All images from Pixabay/Pexels unless otherwise stated.

Some images created in Book Brush using Pixabay photos.

Book cover images from Chapeltown Books and Bridge House Publishing.

Images from the Share Your Story Writing Summit held earlier this year kindly provided by them.

Hope you have had a good week. I share a more thoughtful post on my Chandler’s Ford Today column this week and share a new story too. Weather wild and blustery here. Lady and I are not too impressed by it.

BookBrushImage-2021-5-21-17-1059

Facebook – General – and Chandler’s Ford Today

Pleased to share my latest Chandler’s Ford Today post on Reflections.
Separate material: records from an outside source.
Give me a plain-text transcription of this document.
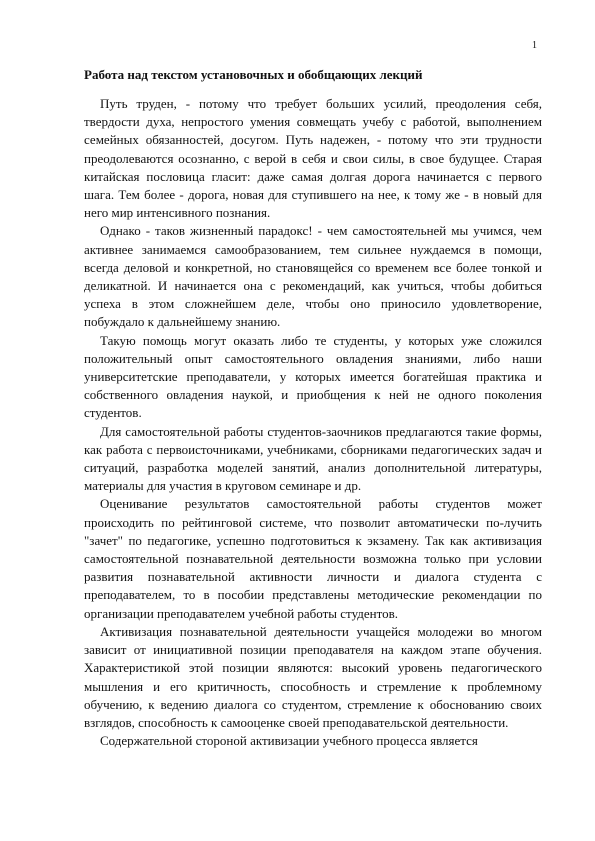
1
Работа над текстом установочных и обобщающих лекций

Путь труден, - потому что требует больших усилий, преодоления себя, твердости духа, непростого умения совмещать учебу с работой, выполнением семейных обязанностей, досугом. Путь надежен, - потому что эти трудности преодолеваются осознанно, с верой в себя и свои силы, в свое будущее. Старая китайская пословица гласит: даже самая долгая дорога начинается с первого шага. Тем более - дорога, новая для ступившего на нее, к тому же - в новый для него мир интенсивного познания.

Однако - таков жизненный парадокс! - чем самостоятельней мы учимся, чем активнее занимаемся самообразованием, тем сильнее нуждаемся в помощи, всегда деловой и конкретной, но становящейся со временем все более тонкой и деликатной. И начинается она с рекомендаций, как учиться, чтобы добиться успеха в этом сложнейшем деле, чтобы оно приносило удовлетворение, побуждало к дальнейшему знанию.

Такую помощь могут оказать либо те студенты, у которых уже сложился положительный опыт самостоятельного овладения знаниями, либо наши университетские преподаватели, у которых имеется богатейшая практика и собственного овладения наукой, и приобщения к ней не одного поколения студентов.

Для самостоятельной работы студентов-заочников предлагаются такие формы, как работа с первоисточниками, учебниками, сборниками педагогических задач и ситуаций, разработка моделей занятий, анализ дополнительной литературы, материалы для участия в круговом семинаре и др.

Оценивание результатов самостоятельной работы студентов может происходить по рейтинговой системе, что позволит автоматически по-лучить "зачет" по педагогике, успешно подготовиться к экзамену. Так как активизация самостоятельной познавательной деятельности возможна только при условии развития познавательной активности личности и диалога студента с преподавателем, то в пособии представлены методические рекомендации по организации преподавателем учебной работы студентов.

Активизация познавательной деятельности учащейся молодежи во многом зависит от инициативной позиции преподавателя на каждом этапе обучения. Характеристикой этой позиции являются: высокий уровень педагогического мышления и его критичность, способность и стремление к проблемному обучению, к ведению диалога со студентом, стремление к обоснованию своих взглядов, способность к самооценке своей преподавательской деятельности.

Содержательной стороной активизации учебного процесса является
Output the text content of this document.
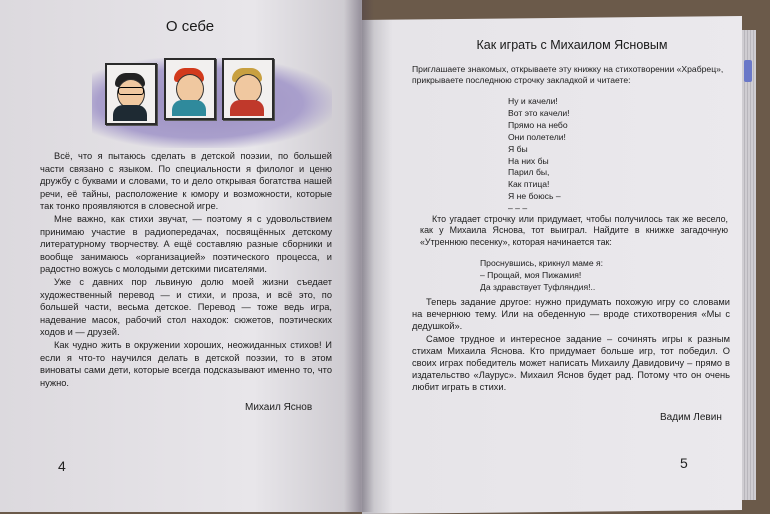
О себе

Всё, что я пытаюсь сделать в детской поэзии, по большей части связано с языком. По специальности я филолог и ценю дружбу с буквами и словами, то и дело открывая богатства нашей речи, её тайны, расположение к юмору и возможности, которые так тонко проявляются в словесной игре.

Мне важно, как стихи звучат, — поэтому я с удовольствием принимаю участие в радиопередачах, посвящённых детскому литературному творчеству. А ещё составляю разные сборники и вообще занимаюсь «организацией» поэтического процесса, и радостно вожусь с молодыми детскими писателями.

Уже с давних пор львиную долю моей жизни съедает художественный перевод — и стихи, и проза, и всё это, по большей части, весьма детское. Перевод — тоже ведь игра, надевание масок, рабочий стол находок: сюжетов, поэтических ходов и — друзей.

Как чудно жить в окружении хороших, неожиданных стихов! И если я что-то научился делать в детской поэзии, то в этом виноваты сами дети, которые всегда подсказывают именно то, что нужно.

Михаил Яснов
4
Как играть с Михаилом Ясновым
Приглашаете знакомых, открываете эту книжку на стихотворении «Храбрец», прикрываете последнюю строчку закладкой и читаете:
Ну и качели!
Вот это качели!
Прямо на небо
Они полетели!
Я бы
На них бы
Парил бы,
Как птица!
Я не боюсь –
– – –

Кто угадает строчку или придумает, чтобы получилось так же весело, как у Михаила Яснова, тот выиграл. Найдите в книжке загадочную «Утреннюю песенку», которая начинается так:

Проснувшись, крикнул маме я:
– Прощай, моя Пижамия!
Да здравствует Туфляндия!..

Теперь задание другое: нужно придумать похожую игру со словами на вечернюю тему. Или на обеденную — вроде стихотворения «Мы с дедушкой».

Самое трудное и интересное задание – сочинять игры к разным стихам Михаила Яснова. Кто придумает больше игр, тот победил. О своих играх победитель может написать Михаилу Давидовичу – прямо в издательство «Лаурус». Михаил Яснов будет рад. Потому что он очень любит играть в стихи.

Вадим Левин
5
I look at this topic from a variety of angles. I consider how it is vital to the creative life.

You do need to take time out every now and then to work out where you are with your writing and how you would like it to develop further.

I also look at how character studies (ideal for flash fiction as these work best when kept short) can not only show you the character reflecting, they can cause you, the reader, to wonder whether you would have done the same thing as the character or not.

I also share how I’ve expanded my blogging activities recently and this was due to taking time out to look at ways of doing this, and taking opportunities that came my way to aid this.

Reflection can also play a part in a story as a character learns from their mistakes and (hopefully) goes on to better things. Stories hinge on a moment of change for a character. Sometimes that moment of change can literally be dramatic. But at other times, such as in character studies, the moment of change is when the character learns something or is prepared to accept they’ve made mistakes (which they weren’t prepared to do at the start of the tale).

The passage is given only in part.